Cities Managing Migration: the State of Affairs
After migrants and refugees have crossed national borders, they settle in local communities and increasingly in urban areas. The responsibilities and competences of cities include many aspects that are essential to welcoming them. Moreover, cities are not just the places where challenges and opportunities materialize; for cities to thrive, they inherently depend on diversity, inclusion, openness, innovation, and social cohesion. Reflecting this reality is the increasing role that cities are playing and claiming in migration policy nationally and internationally. There are many ways that city policies and practices can inform national and international policymaking, but cities can do more than transfer critical information. Drawing on their local experience and (need for) innovation, local authorities can provide important reality checks for national and international policies and present scalable models to follow.
What European and North American Cities Do Locally
A recent survey of the German Marshall Fund of the United States (GMF) highlighted that a majority of the more than 25 cities surveyed across Europe and North America are responsible for and provide services that are critical to the welcoming and integration of migrants and refugees, such as public safety, health services, social support, workforce integration, vocational training, language learning, education, and temporary accommodation, among many other services. In all these sectors, cities are confronted with different challenges; but they also gain opportunities for urban development. GMF will be working with cities in Europe and North America to share and explore innovative lessons and provide joint spaces for incubating new ideas in the following areas:
Creative Workforce Integration
Cities are responsible for the development of strategies and tools for creative workforce integration. They are critical to promoting effective integration of newcomers in the workforce by providing training opportunities and leveraging existing skills in ways that support individuals and families while boosting the local and regional economies. Through its survey, GMF found that the main priorities in this regard are recognition and certification of skills as well as education and training. This involves not only gaining the necessary requirements for the local labor market, but also a certain level of language skills. Still, certain cities detect room for improvement to fill a specific labor demand by attracting immigrants, such as nurses, teachers, carpenters, and bricklayers in Amsterdam or employees in technology, manufacturing, and construction in and around Boston. In order to support cities, the Cities Managing Migration project will work with local actors to explore particularly innovative and creative good practices and local policies around recruitment, training of workforce, and professional recognition.

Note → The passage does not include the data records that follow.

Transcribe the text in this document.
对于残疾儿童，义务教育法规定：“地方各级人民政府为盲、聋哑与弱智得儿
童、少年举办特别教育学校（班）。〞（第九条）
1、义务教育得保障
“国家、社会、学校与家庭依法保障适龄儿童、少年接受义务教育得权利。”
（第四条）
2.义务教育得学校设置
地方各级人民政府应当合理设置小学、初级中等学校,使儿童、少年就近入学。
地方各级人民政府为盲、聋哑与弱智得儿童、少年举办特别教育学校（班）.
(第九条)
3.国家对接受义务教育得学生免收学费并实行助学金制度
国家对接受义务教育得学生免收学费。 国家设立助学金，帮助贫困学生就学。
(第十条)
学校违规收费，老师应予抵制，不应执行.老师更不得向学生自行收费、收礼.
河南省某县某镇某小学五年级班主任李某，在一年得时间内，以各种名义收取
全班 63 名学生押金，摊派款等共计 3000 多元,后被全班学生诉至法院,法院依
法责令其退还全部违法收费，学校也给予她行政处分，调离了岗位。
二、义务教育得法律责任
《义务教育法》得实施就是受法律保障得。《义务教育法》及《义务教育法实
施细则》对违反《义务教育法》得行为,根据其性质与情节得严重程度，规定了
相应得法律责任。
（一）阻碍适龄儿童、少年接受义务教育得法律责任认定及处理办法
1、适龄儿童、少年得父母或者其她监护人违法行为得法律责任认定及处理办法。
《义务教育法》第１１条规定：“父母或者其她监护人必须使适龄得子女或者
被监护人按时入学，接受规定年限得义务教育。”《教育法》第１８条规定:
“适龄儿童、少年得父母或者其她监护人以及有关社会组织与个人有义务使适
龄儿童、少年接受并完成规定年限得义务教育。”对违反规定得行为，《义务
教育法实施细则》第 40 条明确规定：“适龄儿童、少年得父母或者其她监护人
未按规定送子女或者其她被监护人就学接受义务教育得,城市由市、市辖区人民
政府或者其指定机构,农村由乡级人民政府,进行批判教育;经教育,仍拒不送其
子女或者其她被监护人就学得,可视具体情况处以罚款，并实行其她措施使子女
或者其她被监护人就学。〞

Borders are often the focus of political attention. Border cities on the other hand are seldom given political or media attention that picture them as anything else than spaces of emergency. As key nodes of transit, border cities are deeply affected by national and international contexts, but they mostly lack opportunities to feed their local experience back to higher levels of governance. These barriers and the fact that national policies are often rather adopted with a focus on host than on transit cities are unfortunate given that cities such as Gaziantep have proven that even in the direst contexts they can find innovative and creative ways to support labor-market integration and the economy, while maintaining an open, human-centered perspective. However, most border cities included in the GMF survey highlight that they lack cooperation with counterparts across the border—an area for growth that the Cities Managing Migration project will explore.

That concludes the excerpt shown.